- Born: 5 June 1892
- Died: July 27, 1936 (aged 44)
- Education: Sutton High School, St Hugh’s College, Oxford
- Occupation: Accountant
- Known for: One of first women accountants, co-founder of Women's Pioneer Housing

= Miriam Homersham =

English accountant (1892 – 1936)

Miriam Margarey Homersham (5 June 1892– 27 July 1936) an English accountant who was a co-founder of Women's Pioneer Housing and one of the first English women to start an accountancy practice.

== Early life and education ==
Miriam Margarey Homersham was born in the parish of St Pancras, London on the 5 June 1892 to Miriam Eliza Mary and William Collet Homersham, the eldest of three sisters. Her father was an accountant for the Inland Revenue.

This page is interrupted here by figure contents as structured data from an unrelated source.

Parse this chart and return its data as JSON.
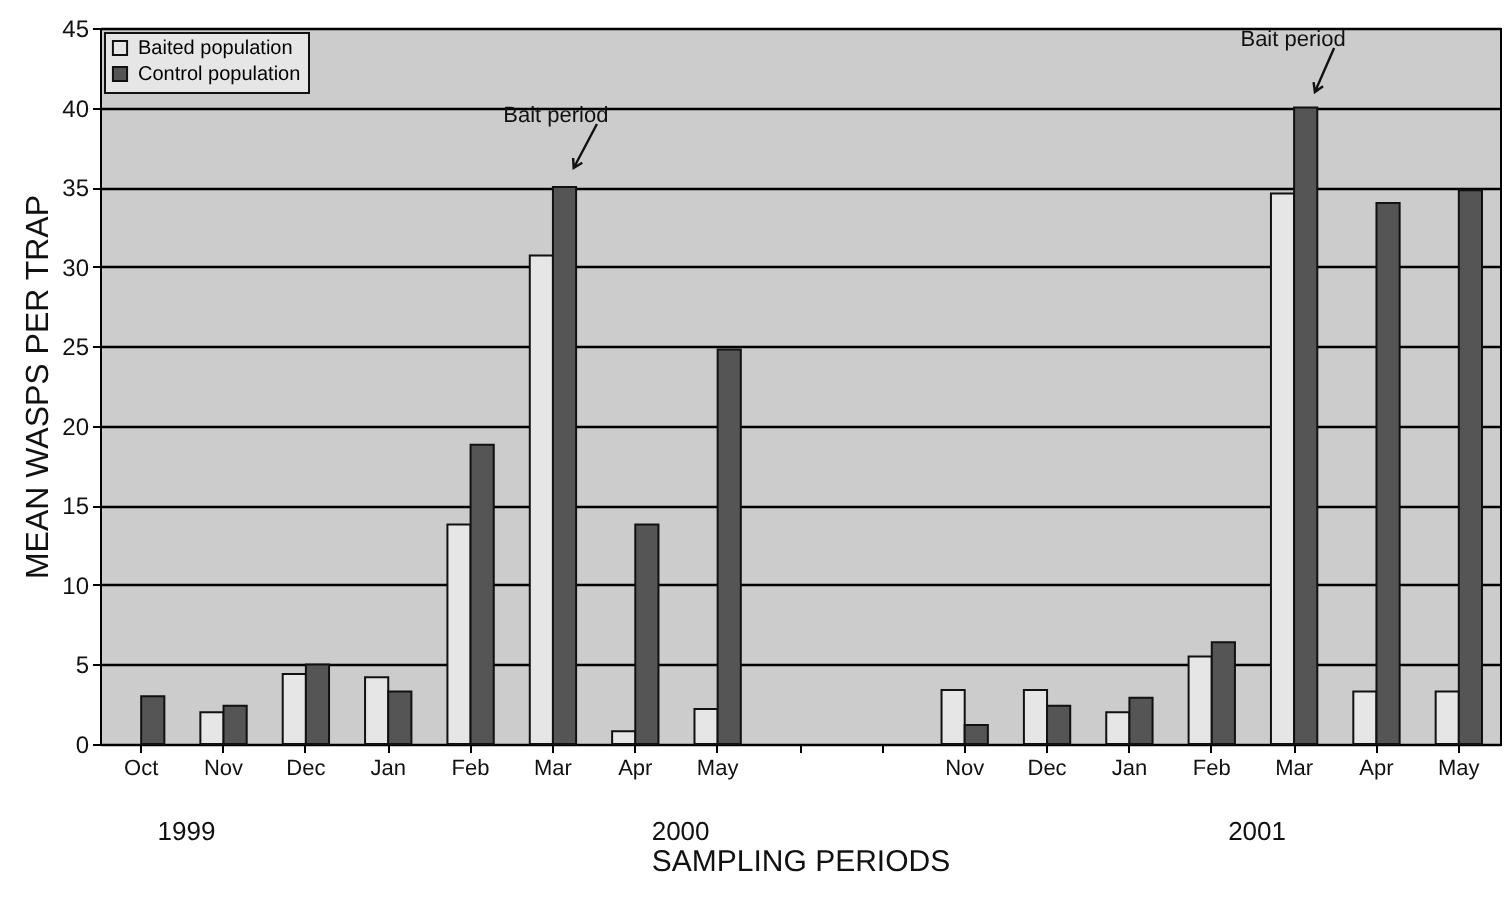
{
  "chart_data": {
    "type": "bar",
    "xlabel": "SAMPLING PERIODS",
    "ylabel": "MEAN WASPS PER TRAP",
    "categories": [
      "Oct",
      "Nov",
      "Dec",
      "Jan",
      "Feb",
      "Mar",
      "Apr",
      "May",
      null,
      null,
      "Nov",
      "Dec",
      "Jan",
      "Feb",
      "Mar",
      "Apr",
      "May"
    ],
    "series": [
      {
        "name": "Baited population",
        "color": "#e6e6e6",
        "values": [
          null,
          2.0,
          4.4,
          4.2,
          13.8,
          30.7,
          0.8,
          2.2,
          null,
          null,
          3.4,
          3.4,
          2.0,
          5.5,
          34.6,
          3.3,
          3.3
        ]
      },
      {
        "name": "Control population",
        "color": "#555555",
        "values": [
          3.0,
          2.4,
          5.0,
          3.3,
          18.8,
          35,
          13.8,
          24.8,
          null,
          null,
          1.2,
          2.4,
          2.9,
          6.4,
          40,
          34,
          34.8
        ]
      }
    ],
    "ylim": [
      0,
      45
    ],
    "yticks": [
      0,
      5,
      10,
      15,
      20,
      25,
      30,
      35,
      40,
      45
    ],
    "grid": "y",
    "legend": "top left",
    "annotations": [
      "Bait period",
      "Bait period",
      "1999",
      "2000",
      "2001"
    ]
  }
}
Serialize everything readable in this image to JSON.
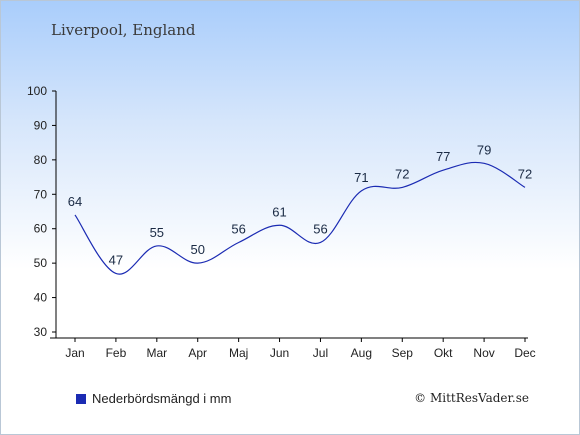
{
  "header": {
    "title": "Liverpool, England"
  },
  "legend": {
    "label": "Nederbördsmängd i mm"
  },
  "footer": {
    "copyright": "© MittResVader.se"
  },
  "colors": {
    "series": "#1b2bb3",
    "axis": "#000000",
    "label": "#1a2a44"
  },
  "chart_data": {
    "type": "line",
    "categories": [
      "Jan",
      "Feb",
      "Mar",
      "Apr",
      "Maj",
      "Jun",
      "Jul",
      "Aug",
      "Sep",
      "Okt",
      "Nov",
      "Dec"
    ],
    "series": [
      {
        "name": "Nederbördsmängd i mm",
        "values": [
          64,
          47,
          55,
          50,
          56,
          61,
          56,
          71,
          72,
          77,
          79,
          72
        ]
      }
    ],
    "ylim": [
      30,
      100
    ],
    "yticks": [
      30,
      40,
      50,
      60,
      70,
      80,
      90,
      100
    ],
    "grid": false,
    "legend": "bottom-left"
  }
}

Educated at Sutton High School, she studied at St Hugh’s College, Oxford from 1909 – 1912, taking First Class honours in English with a specialism in Old Norse. Her degree was later awarded in Oxford's first degree ceremony for women in 1920.

== Career ==
After working as a teacher in England and America, Homersham was prompted to train as an accountant by the new opportunities for women after World War I. She earned a gold medal as a member of the Central Association of Accountants, and then joined the Society of Incorporated Accountants and Auditors in 1922, being elected a Fellow in 1925.

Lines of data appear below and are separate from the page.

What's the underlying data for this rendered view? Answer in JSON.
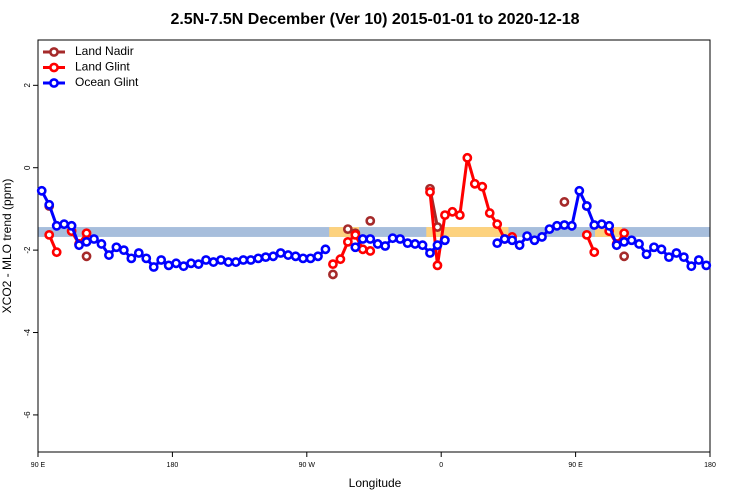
{
  "chart_data": {
    "type": "line",
    "title": "2.5N-7.5N December (Ver 10)   2015-01-01 to 2020-12-18",
    "x_label": "Longitude",
    "y_label": "XCO2 - MLO trend (ppm)",
    "xlim": [
      90,
      540
    ],
    "ylim": [
      -6.9,
      3.1
    ],
    "xticks": [
      90,
      180,
      {
        "value": 270,
        "label": "90 W"
      },
      {
        "value": 360,
        "label": "0"
      },
      {
        "value": 450,
        "label": "90 E"
      },
      {
        "value": 540,
        "label": "180"
      }
    ],
    "xtick_first_label": "90 E",
    "yticks": [
      -6,
      -4,
      -2,
      0,
      2
    ],
    "grid": false,
    "legend": "top-left",
    "band": {
      "ymin": -1.68,
      "ymax": -1.44,
      "color": "#a7bedc"
    },
    "highlights": {
      "color": "#fdd27e",
      "ranges": [
        [
          285,
          305
        ],
        [
          350,
          405
        ],
        [
          463,
          481
        ]
      ]
    },
    "x": [
      92.5,
      97.5,
      102.5,
      107.5,
      112.5,
      117.5,
      122.5,
      127.5,
      132.5,
      137.5,
      142.5,
      147.5,
      152.5,
      157.5,
      162.5,
      167.5,
      172.5,
      177.5,
      182.5,
      187.5,
      192.5,
      197.5,
      202.5,
      207.5,
      212.5,
      217.5,
      222.5,
      227.5,
      232.5,
      237.5,
      242.5,
      247.5,
      252.5,
      257.5,
      262.5,
      267.5,
      272.5,
      277.5,
      282.5,
      287.5,
      292.5,
      297.5,
      302.5,
      307.5,
      312.5,
      317.5,
      322.5,
      327.5,
      332.5,
      337.5,
      342.5,
      347.5,
      352.5,
      357.5,
      362.5,
      367.5,
      372.5,
      377.5,
      382.5,
      387.5,
      392.5,
      397.5,
      402.5,
      407.5,
      412.5,
      417.5,
      422.5,
      427.5,
      432.5,
      437.5,
      442.5,
      447.5,
      452.5,
      457.5,
      462.5,
      467.5,
      472.5,
      477.5,
      482.5,
      487.5,
      492.5,
      497.5,
      502.5,
      507.5,
      512.5,
      517.5,
      522.5,
      527.5,
      532.5,
      537.5
    ],
    "series": [
      {
        "name": "Land Nadir",
        "color": "#a52a2a",
        "values": [
          null,
          -0.93,
          null,
          null,
          null,
          null,
          -2.15,
          null,
          null,
          null,
          null,
          null,
          null,
          null,
          null,
          null,
          null,
          null,
          null,
          null,
          null,
          null,
          null,
          null,
          null,
          null,
          null,
          null,
          null,
          null,
          null,
          null,
          null,
          null,
          null,
          null,
          null,
          null,
          null,
          -2.59,
          null,
          -1.49,
          -1.59,
          null,
          -1.29,
          null,
          null,
          null,
          null,
          null,
          null,
          null,
          -0.51,
          -1.44,
          null,
          null,
          null,
          null,
          null,
          null,
          null,
          null,
          null,
          null,
          null,
          null,
          null,
          null,
          null,
          null,
          -0.83,
          null,
          null,
          -0.93,
          null,
          null,
          null,
          null,
          -2.15,
          null,
          null,
          null,
          null,
          null,
          null,
          null,
          null,
          null,
          null,
          null
        ]
      },
      {
        "name": "Land Glint",
        "color": "#ff0000",
        "values": [
          null,
          -1.63,
          -2.05,
          null,
          -1.54,
          -1.85,
          -1.59,
          null,
          null,
          null,
          null,
          null,
          null,
          null,
          null,
          null,
          null,
          null,
          null,
          null,
          null,
          null,
          null,
          null,
          null,
          null,
          null,
          null,
          null,
          null,
          null,
          null,
          null,
          null,
          null,
          null,
          null,
          null,
          null,
          -2.34,
          -2.22,
          -1.8,
          -1.63,
          -1.98,
          -2.02,
          null,
          null,
          null,
          null,
          null,
          null,
          null,
          -0.59,
          -2.37,
          -1.15,
          -1.07,
          -1.15,
          0.24,
          -0.39,
          -0.46,
          -1.1,
          -1.37,
          -1.73,
          -1.68,
          null,
          null,
          null,
          null,
          null,
          null,
          null,
          null,
          null,
          -1.63,
          -2.05,
          null,
          -1.54,
          -1.85,
          -1.59,
          null,
          null,
          null,
          null,
          null,
          null,
          null,
          null,
          null,
          null,
          null
        ]
      },
      {
        "name": "Ocean Glint",
        "color": "#0000ff",
        "values": [
          -0.56,
          -0.9,
          -1.41,
          -1.37,
          -1.41,
          -1.88,
          -1.8,
          -1.73,
          -1.85,
          -2.12,
          -1.93,
          -2.0,
          -2.2,
          -2.07,
          -2.2,
          -2.41,
          -2.24,
          -2.37,
          -2.32,
          -2.39,
          -2.32,
          -2.34,
          -2.24,
          -2.29,
          -2.24,
          -2.29,
          -2.29,
          -2.24,
          -2.24,
          -2.2,
          -2.17,
          -2.15,
          -2.07,
          -2.12,
          -2.15,
          -2.2,
          -2.2,
          -2.15,
          -1.98,
          null,
          null,
          null,
          -1.93,
          -1.73,
          -1.73,
          -1.85,
          -1.9,
          -1.71,
          -1.73,
          -1.83,
          -1.85,
          -1.88,
          -2.07,
          -1.88,
          -1.76,
          null,
          null,
          null,
          null,
          null,
          null,
          -1.83,
          -1.73,
          -1.76,
          -1.88,
          -1.66,
          -1.76,
          -1.68,
          -1.49,
          -1.41,
          -1.39,
          -1.41,
          -0.56,
          -0.93,
          -1.39,
          -1.37,
          -1.41,
          -1.88,
          -1.8,
          -1.76,
          -1.85,
          -2.1,
          -1.93,
          -1.98,
          -2.17,
          -2.07,
          -2.17,
          -2.39,
          -2.24,
          -2.37
        ]
      }
    ]
  }
}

Homersham established an accountancy practice in her own name in London. This later became Homersham & Watts with Ethel Watts, the first English woman to qualify as an accountant by examination.

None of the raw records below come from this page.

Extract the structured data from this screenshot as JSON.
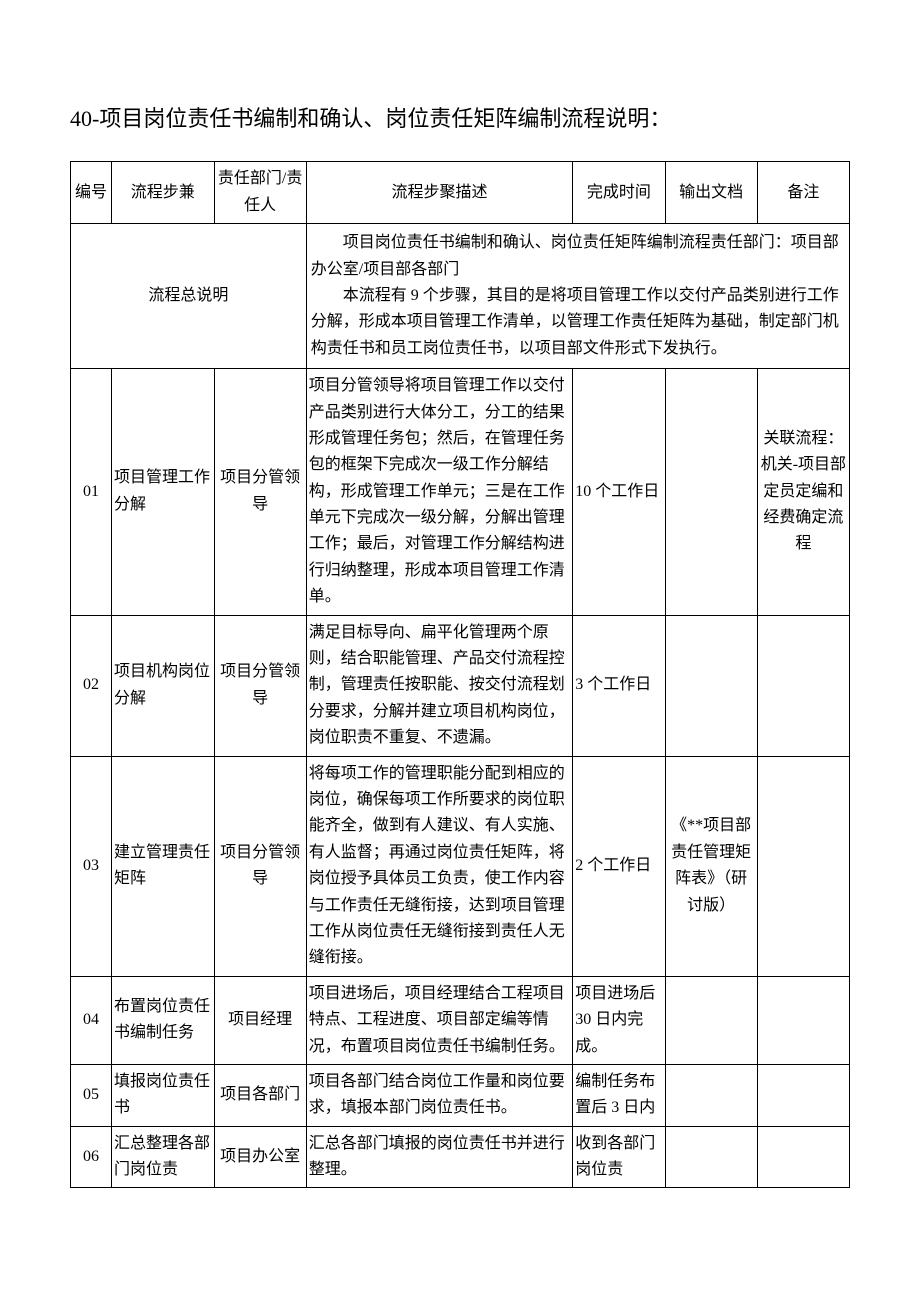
{
  "title": "40-项目岗位责任书编制和确认、岗位责任矩阵编制流程说明：",
  "headers": {
    "no": "编号",
    "step": "流程步兼",
    "resp": "责任部门/责任人",
    "desc": "流程步聚描述",
    "time": "完成时间",
    "out": "输出文档",
    "note": "备注"
  },
  "summary": {
    "label": "流程总说明",
    "p1": "项目岗位责任书编制和确认、岗位责任矩阵编制流程责任部门：项目部办公室/项目部各部门",
    "p2": "本流程有 9 个步骤，其目的是将项目管理工作以交付产品类别进行工作分解，形成本项目管理工作清单，以管理工作责任矩阵为基础，制定部门机构责任书和员工岗位责任书，以项目部文件形式下发执行。"
  },
  "rows": [
    {
      "no": "01",
      "step": "项目管理工作分解",
      "resp": "项目分管领导",
      "desc": "项目分管领导将项目管理工作以交付产品类别进行大体分工，分工的结果形成管理任务包；然后，在管理任务包的框架下完成次一级工作分解结构，形成管理工作单元；三是在工作单元下完成次一级分解，分解出管理工作；最后，对管理工作分解结构进行归纳整理，形成本项目管理工作清单。",
      "time": "10 个工作日",
      "out": "",
      "note": "关联流程：机关-项目部定员定编和经费确定流程"
    },
    {
      "no": "02",
      "step": "项目机构岗位分解",
      "resp": "项目分管领导",
      "desc": "满足目标导向、扁平化管理两个原则，结合职能管理、产品交付流程控制，管理责任按职能、按交付流程划分要求，分解并建立项目机构岗位，岗位职责不重复、不遗漏。",
      "time": "3 个工作日",
      "out": "",
      "note": ""
    },
    {
      "no": "03",
      "step": "建立管理责任矩阵",
      "resp": "项目分管领导",
      "desc": "将每项工作的管理职能分配到相应的岗位，确保每项工作所要求的岗位职能齐全，做到有人建议、有人实施、有人监督；再通过岗位责任矩阵，将岗位授予具体员工负责，使工作内容与工作责任无缝衔接，达到项目管理工作从岗位责任无缝衔接到责任人无缝衔接。",
      "time": "2 个工作日",
      "out": "《**项目部责任管理矩阵表》（研讨版）",
      "note": ""
    },
    {
      "no": "04",
      "step": "布置岗位责任书编制任务",
      "resp": "项目经理",
      "desc": "项目进场后，项目经理结合工程项目特点、工程进度、项目部定编等情况，布置项目岗位责任书编制任务。",
      "time": "项目进场后30 日内完成。",
      "out": "",
      "note": ""
    },
    {
      "no": "05",
      "step": "填报岗位责任书",
      "resp": "项目各部门",
      "desc": "项目各部门结合岗位工作量和岗位要求，填报本部门岗位责任书。",
      "time": "编制任务布置后 3 日内",
      "out": "",
      "note": ""
    },
    {
      "no": "06",
      "step": "汇总整理各部门岗位责",
      "resp": "项目办公室",
      "desc": "汇总各部门填报的岗位责任书并进行整理。",
      "time": "收到各部门岗位责",
      "out": "",
      "note": ""
    }
  ]
}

Homersham was a co-founder of Women's Pioneer Housing, the country's first housing association to focus on providing housing for single women, where she served as accountant. She often supported social causes such as clubs for working women by offering her accountancy services for a token fee or at no cost; and she supported other women getting into accountancy.

== Death ==
Homersham died on 27 July 1936, following an attempted suicide six weeks earlier. Her sister Katharine was named executor of her will.